Sustainable forest management (SFM) addresses great challenge to match the increasing demand of growing human population while maintaining the ecological function of the forest ecosystems (MacDicken et al., 2015). It also helps in addressing forest degradation and deforestation while increasing direct benefit to people and the environment. The results obtained from forest inventory play an important role in providing data for planning, monitoring, evolution, research, growth and holistic framework of a forest. Since the past decades, sustainable forest management has become a global highlight due to the increase in overexploitation of the forest (Power, 2001; Robert, 2003) and causing climate change that effect mankind (Schwalm and Ek, 2001). SFM is difficult to define and there is no universally agreed-on definition (Dau, Mati and Dawaki, 2015).

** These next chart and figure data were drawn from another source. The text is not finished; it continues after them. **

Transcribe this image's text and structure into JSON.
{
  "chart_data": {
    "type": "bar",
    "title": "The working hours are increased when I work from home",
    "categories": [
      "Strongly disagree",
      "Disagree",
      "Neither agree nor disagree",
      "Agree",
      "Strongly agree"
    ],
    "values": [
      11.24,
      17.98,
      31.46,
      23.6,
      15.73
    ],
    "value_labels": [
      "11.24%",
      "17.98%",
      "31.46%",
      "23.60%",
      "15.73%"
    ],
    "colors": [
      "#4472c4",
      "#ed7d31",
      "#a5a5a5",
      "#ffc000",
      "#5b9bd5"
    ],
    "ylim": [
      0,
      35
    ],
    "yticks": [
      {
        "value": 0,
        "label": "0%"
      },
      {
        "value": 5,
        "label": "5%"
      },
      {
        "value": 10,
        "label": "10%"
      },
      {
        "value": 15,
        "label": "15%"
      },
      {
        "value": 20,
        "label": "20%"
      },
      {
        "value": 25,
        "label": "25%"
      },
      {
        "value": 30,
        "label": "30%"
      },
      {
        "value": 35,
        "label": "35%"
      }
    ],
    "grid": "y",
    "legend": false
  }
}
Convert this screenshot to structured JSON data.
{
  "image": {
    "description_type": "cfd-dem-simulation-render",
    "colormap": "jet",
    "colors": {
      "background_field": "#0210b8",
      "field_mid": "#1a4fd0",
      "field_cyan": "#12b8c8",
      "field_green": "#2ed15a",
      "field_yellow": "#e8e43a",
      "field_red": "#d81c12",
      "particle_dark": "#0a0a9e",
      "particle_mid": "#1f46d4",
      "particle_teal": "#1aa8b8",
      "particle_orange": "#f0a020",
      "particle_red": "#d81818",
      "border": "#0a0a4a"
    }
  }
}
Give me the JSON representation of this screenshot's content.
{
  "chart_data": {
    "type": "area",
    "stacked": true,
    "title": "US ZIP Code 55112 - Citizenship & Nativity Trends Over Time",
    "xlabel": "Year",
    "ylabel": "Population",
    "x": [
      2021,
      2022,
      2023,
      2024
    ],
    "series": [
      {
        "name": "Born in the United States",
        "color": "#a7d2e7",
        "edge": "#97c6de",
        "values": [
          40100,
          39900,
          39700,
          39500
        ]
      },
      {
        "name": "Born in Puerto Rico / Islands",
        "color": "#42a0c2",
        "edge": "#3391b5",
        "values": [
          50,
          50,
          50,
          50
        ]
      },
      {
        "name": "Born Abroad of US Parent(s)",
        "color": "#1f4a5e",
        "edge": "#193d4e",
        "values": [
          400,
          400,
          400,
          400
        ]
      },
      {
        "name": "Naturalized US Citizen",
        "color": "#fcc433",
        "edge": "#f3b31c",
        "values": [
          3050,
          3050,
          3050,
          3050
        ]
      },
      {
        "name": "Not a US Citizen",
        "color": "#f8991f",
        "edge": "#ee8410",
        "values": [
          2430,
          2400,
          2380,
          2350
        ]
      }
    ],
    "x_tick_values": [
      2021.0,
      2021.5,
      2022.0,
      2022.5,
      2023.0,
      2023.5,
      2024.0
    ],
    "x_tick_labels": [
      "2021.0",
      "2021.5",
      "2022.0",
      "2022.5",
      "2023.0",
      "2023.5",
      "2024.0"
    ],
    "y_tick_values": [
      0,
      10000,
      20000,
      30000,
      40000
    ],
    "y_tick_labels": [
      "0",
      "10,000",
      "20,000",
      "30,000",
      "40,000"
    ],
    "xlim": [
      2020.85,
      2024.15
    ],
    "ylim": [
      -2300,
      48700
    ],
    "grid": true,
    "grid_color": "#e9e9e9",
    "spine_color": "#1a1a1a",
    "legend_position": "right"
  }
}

Globally, forest management related policies are reported being executed on 97% of global forest area. Due to the increase in forest management, the numbers of countries with national forest inventories have increased over the past 10 years from 48 to 112 countries (MacDicken et al., 2015). In 2010, the percentage of the forest with management plans globally increase dramatically by 70% since 1950s. Many countries in the world are competing with each other to achieve sustainable forest management by reporting data that suggest they are moving towards sustainable management goals (Siry et al., 2005). Thus, a sound forest inventory is a vital tool in gathering information to manage forests and its resources towards sustainable ecosystems of the environment and mankind.